Camellia Bass experienced early complications with the pregnancy of her son, Adrian “Chanze.” She began bleeding at 13 weeks and her obstetrician gave her bed rest orders. She was monitored around the clock in a Montgomery hospital for the next six weeks and later transferred to the University of Alabama at Birmingham (UAB) Women & Infants Center after her water broke at 19 weeks.
“They were trying to prolong my pregnancy as long as they could,” she said. “I gave birth to Chanze at 27 weeks, and he weighed just two pounds and nine ounces.”
Although this was Camellia’s second pregnancy, she had never experienced anything like this with her first child. “It was scary,” Camellia said. “I didn’t know what to expect with a premature baby.”
Chanze had chronic lung disease as well as a hernia, chronic ear infections, gastronomy complications and eye muscle weakness. He remained at UAB in the Neonatal Intensive Care Unit (NICU) until he was transferred to Children’s of Alabama’s NICU for further care. Over the next several months, he had to use a ventilator to help him to breathe.
“He was on and off the ventilator. He would be fine and then he would get sick and have to go back on it again,” Camellia said. “After almost a year of this, the doctors recommended he have a tracheostomy so he could breathe on his own.” A tracheotomy is a surgical procedure that provides an air passage in his neck to help him breath on his own.
When Chanze was just shy of his first birthday, doctors performed a tracheostomy – a surgical procedure that creates an air passage in the neck to deliver oxygen to the lungs. At the same time, doctors inserted a feeding tube into Chanze’s abdomen since he was having trouble eating.

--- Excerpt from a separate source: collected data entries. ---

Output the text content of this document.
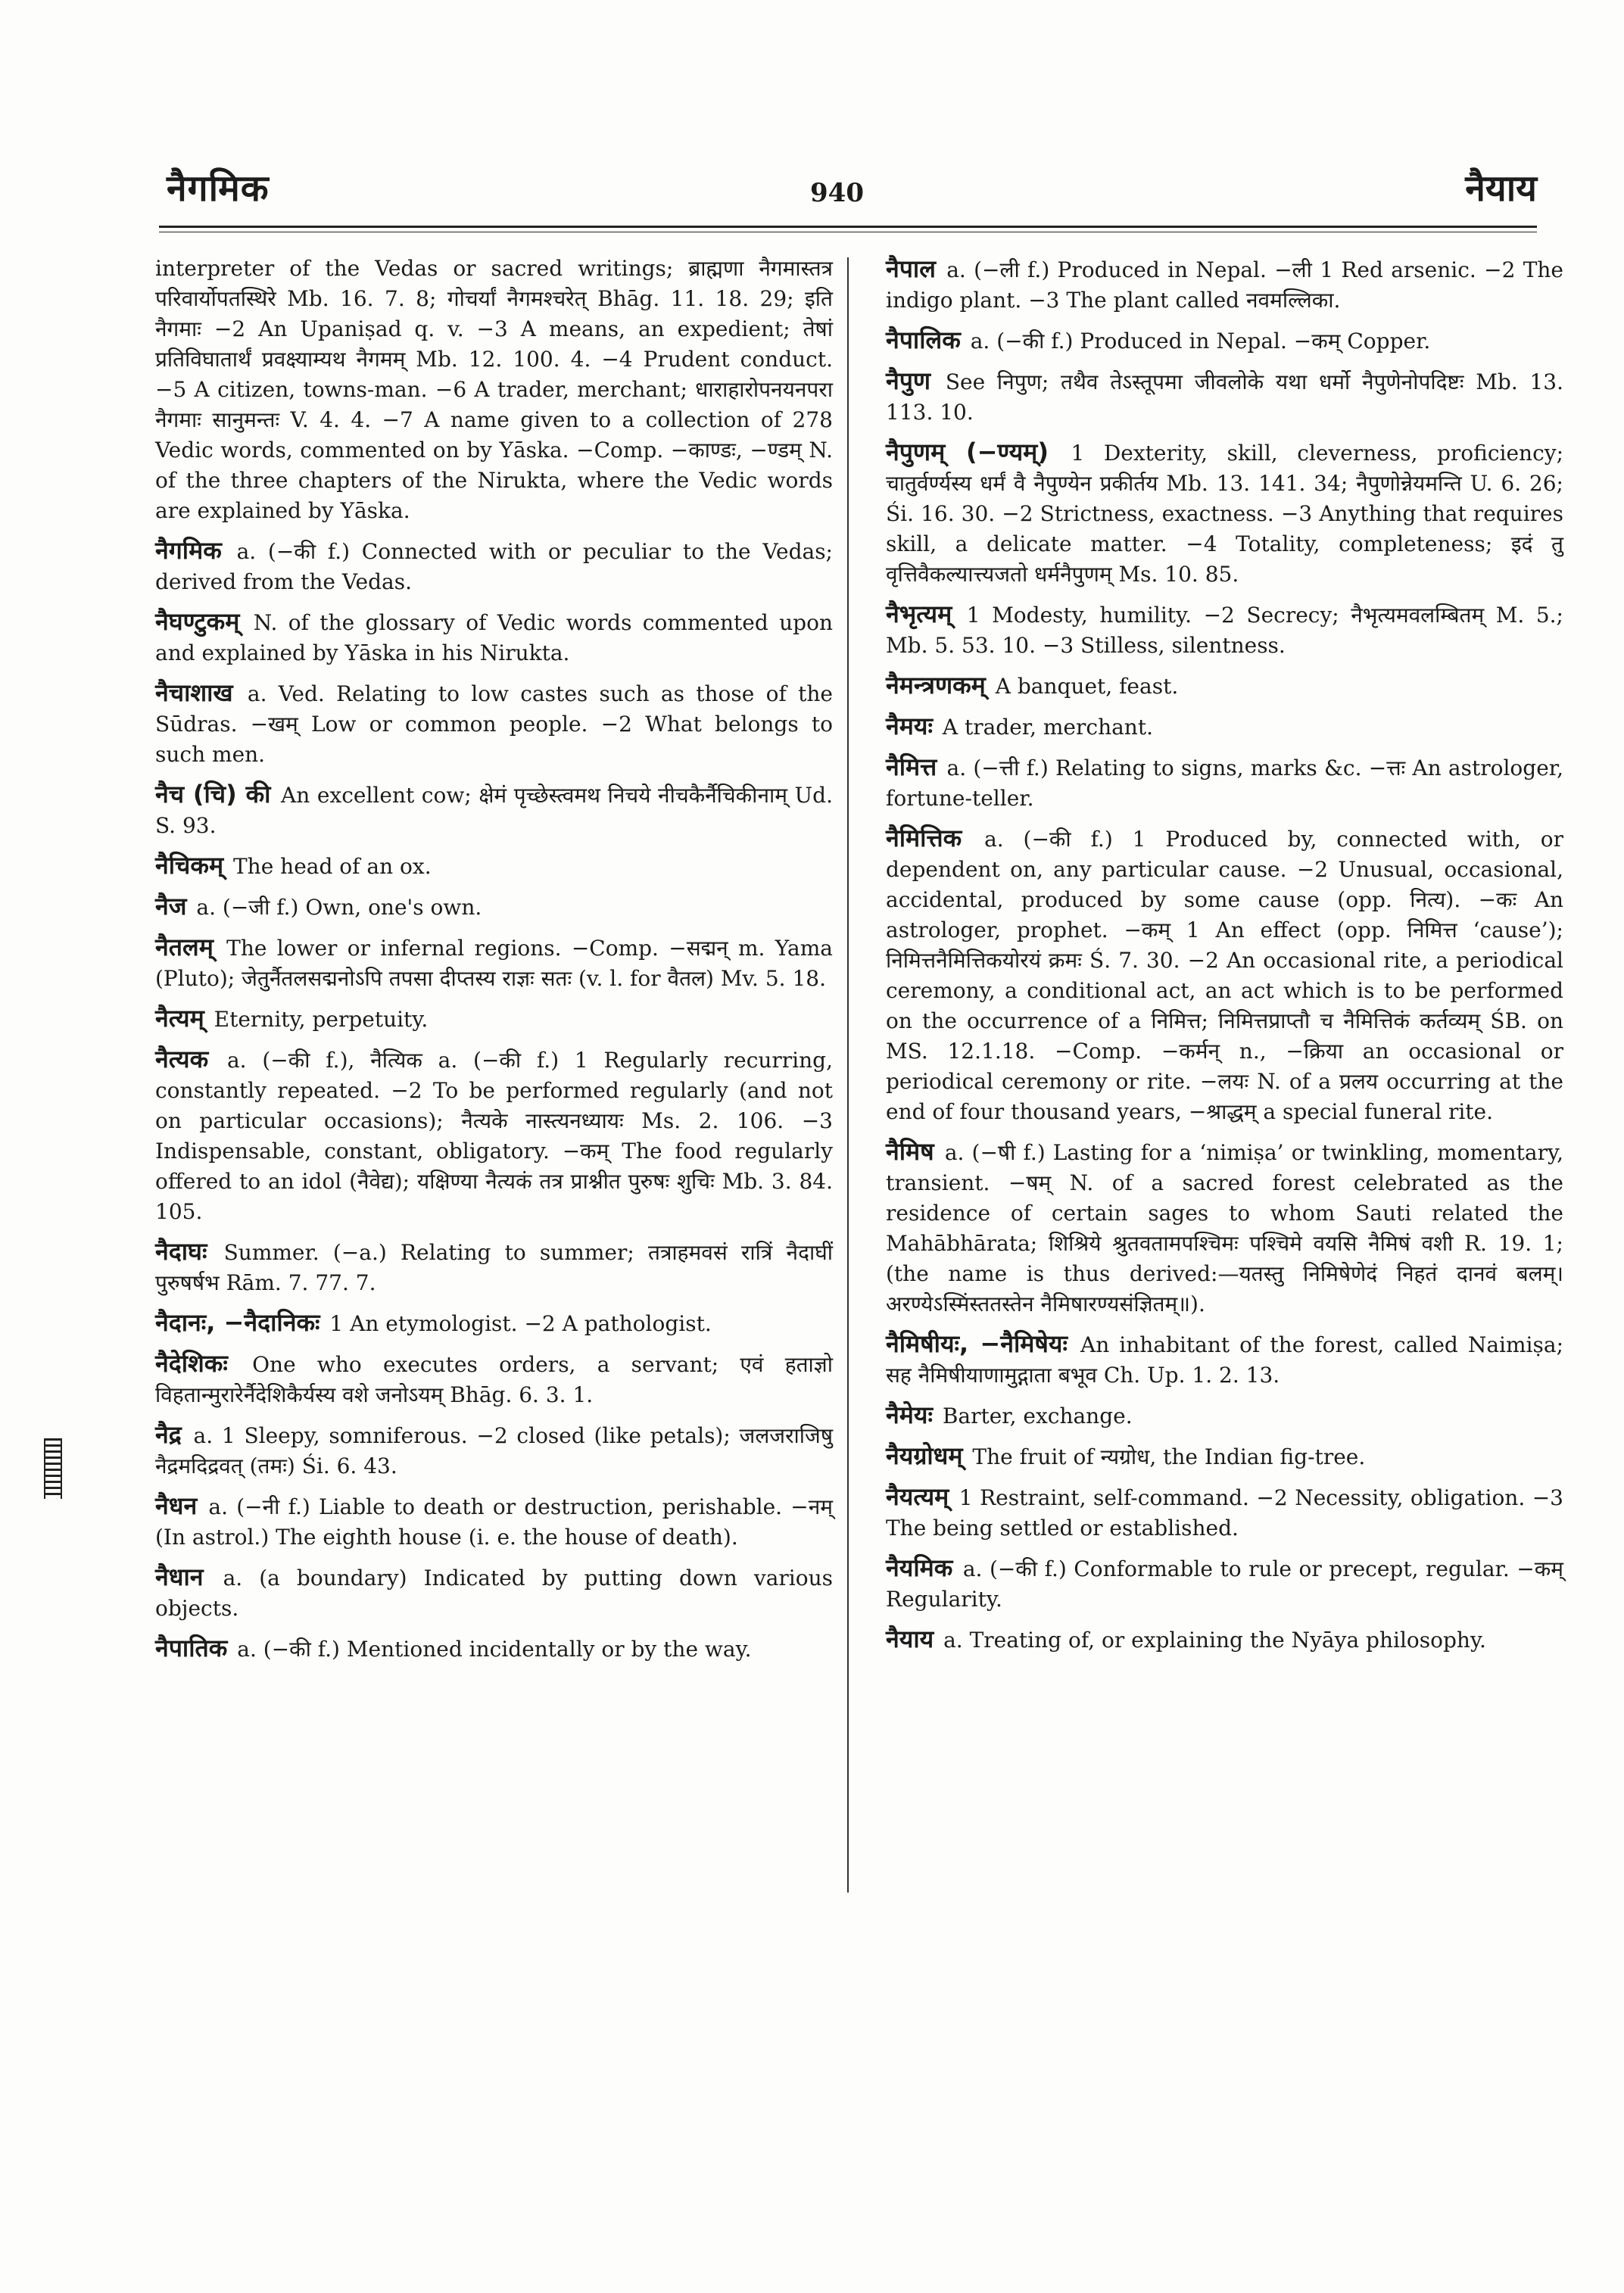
नैगमिक	940	नैयाय

interpreter of the Vedas or sacred writings; ब्राह्मणा नैगमास्तत्र परिवार्योपतस्थिरे Mb. 16. 7. 8; गोचर्यां नैगमश्चरेत् Bhāg. 11. 18. 29; इति नैगमाः −2 An Upaniṣad q. v. −3 A means, an expedient; तेषां प्रतिविघातार्थं प्रवक्ष्याम्यथ नैगमम् Mb. 12. 100. 4. −4 Prudent conduct. −5 A citizen, towns-man. −6 A trader, merchant; धाराहारोपनयनपरा नैगमाः सानुमन्तः V. 4. 4. −7 A name given to a collection of 278 Vedic words, commented on by Yāska. −Comp. −काण्डः, −ण्डम् N. of the three chapters of the Nirukta, where the Vedic words are explained by Yāska.

नैगमिक a. (−की f.) Connected with or peculiar to the Vedas; derived from the Vedas.

नैघण्टुकम् N. of the glossary of Vedic words commented upon and explained by Yāska in his Nirukta.

नैचाशाख a. Ved. Relating to low castes such as those of the Sūdras. −खम् Low or common people. −2 What belongs to such men.

नैच (चि) की An excellent cow; क्षेमं पृच्छेस्त्वमथ निचये नीचकैर्नैचिकीनाम् Ud. S. 93.

नैचिकम् The head of an ox.

नैज a. (−जी f.) Own, one's own.

नैतलम् The lower or infernal regions. −Comp. −सद्मन् m. Yama (Pluto); जेतुर्नैतलसद्मनोऽपि तपसा दीप्तस्य राज्ञः सतः (v. l. for वैतल) Mv. 5. 18.

नैत्यम् Eternity, perpetuity.

नैत्यक a. (−की f.), नैत्यिक a. (−की f.) 1 Regularly recurring, constantly repeated. −2 To be performed regularly (and not on particular occasions); नैत्यके नास्त्यनध्यायः Ms. 2. 106. −3 Indispensable, constant, obligatory. −कम् The food regularly offered to an idol (नैवेद्य); यक्षिण्या नैत्यकं तत्र प्राश्नीत पुरुषः शुचिः Mb. 3. 84. 105.

नैदाघः Summer. (−a.) Relating to summer; तत्राहमवसं रात्रिं नैदाघीं पुरुषर्षभ Rām. 7. 77. 7.

नैदानः, −नैदानिकः 1 An etymologist. −2 A pathologist.

नैदेशिकः One who executes orders, a servant; एवं हताज्ञो विहतान्मुरारेर्नैदेशिकैर्यस्य वशे जनोऽयम् Bhāg. 6. 3. 1.

नैद्र a. 1 Sleepy, somniferous. −2 closed (like petals); जलजराजिषु नैद्रमदिद्रवत् (तमः) Śi. 6. 43.

नैधन a. (−नी f.) Liable to death or destruction, perishable. −नम् (In astrol.) The eighth house (i. e. the house of death).

नैधान a. (a boundary) Indicated by putting down various objects.

नैपातिक a. (−की f.) Mentioned incidentally or by the way.

नैपाल a. (−ली f.) Produced in Nepal. −ली 1 Red arsenic. −2 The indigo plant. −3 The plant called नवमल्लिका.

नैपालिक a. (−की f.) Produced in Nepal. −कम् Copper.

नैपुण See निपुण; तथैव तेऽस्तूपमा जीवलोके यथा धर्मो नैपुणेनोपदिष्टः Mb. 13. 113. 10.

नैपुणम् (−ण्यम्) 1 Dexterity, skill, cleverness, proficiency; चातुर्वर्ण्यस्य धर्मं वै नैपुण्येन प्रकीर्तय Mb. 13. 141. 34; नैपुणोन्नेयमन्ति U. 6. 26; Śi. 16. 30. −2 Strictness, exactness. −3 Anything that requires skill, a delicate matter. −4 Totality, completeness; इदं तु वृत्तिवैकल्यात्त्यजतो धर्मनैपुणम् Ms. 10. 85.

नैभृत्यम् 1 Modesty, humility. −2 Secrecy; नैभृत्यमवलम्बितम् M. 5.; Mb. 5. 53. 10. −3 Stilless, silentness.

नैमन्त्रणकम् A banquet, feast.

नैमयः A trader, merchant.

नैमित्त a. (−त्ती f.) Relating to signs, marks &c. −त्तः An astrologer, fortune-teller.

नैमित्तिक a. (−की f.) 1 Produced by, connected with, or dependent on, any particular cause. −2 Unusual, occasional, accidental, produced by some cause (opp. नित्य). −कः An astrologer, prophet. −कम् 1 An effect (opp. निमित्त ‘cause’); निमित्तनैमित्तिकयोरयं क्रमः Ś. 7. 30. −2 An occasional rite, a periodical ceremony, a conditional act, an act which is to be performed on the occurrence of a निमित्त; निमित्तप्राप्तौ च नैमित्तिकं कर्तव्यम् ŚB. on MS. 12.1.18. −Comp. −कर्मन् n., −क्रिया an occasional or periodical ceremony or rite. −लयः N. of a प्रलय occurring at the end of four thousand years, −श्राद्धम् a special funeral rite.

नैमिष a. (−षी f.) Lasting for a ‘nimiṣa’ or twinkling, momentary, transient. −षम् N. of a sacred forest celebrated as the residence of certain sages to whom Sauti related the Mahābhārata; शिश्रिये श्रुतवतामपश्चिमः पश्चिमे वयसि नैमिषं वशी R. 19. 1; (the name is thus derived:—यतस्तु निमिषेणेदं निहतं दानवं बलम्। अरण्येऽस्मिंस्ततस्तेन नैमिषारण्यसंज्ञितम्॥).

नैमिषीयः, −नैमिषेयः An inhabitant of the forest, called Naimiṣa; सह नैमिषीयाणामुद्गाता बभूव Ch. Up. 1. 2. 13.

नैमेयः Barter, exchange.

नैयग्रोधम् The fruit of न्यग्रोध, the Indian fig-tree.

नैयत्यम् 1 Restraint, self-command. −2 Necessity, obligation. −3 The being settled or established.

नैयमिक a. (−की f.) Conformable to rule or precept, regular. −कम् Regularity.

नैयाय a. Treating of, or explaining the Nyāya philosophy.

Chanze would remain at Children’s for the first three years of his life. “His dad and I were traveling from Montgomery to Birmingham and back to Montgomery for that period of time,” Camellia said. “It was challenging with work and having another child at home to care for as well, but we came to Birmingham to be with him every chance we could.”
Camellia added, “The nurses were so kind and really take time with the kids and care for them. They were so in love with Chanze! They were such a big help.”
When he was healthy enough to go home for the first time, Chanze weighed 37 pounds. Chanze had to adapt to his new environment and to a different schedule than that of the hospital. Although he still has some developmental challenges, he is a happy little boy. He is learning to pull himself up while holding onto furniture and learning to walk. Camellia plans to enroll Chanze in a special school to start speech therapy.
“He is a busybody and loves to play,” Camellia said. “His sister and brother always play with him and take the time to help him walk, eat and things of that nature. He is also a big fan of Mickey Mouse!”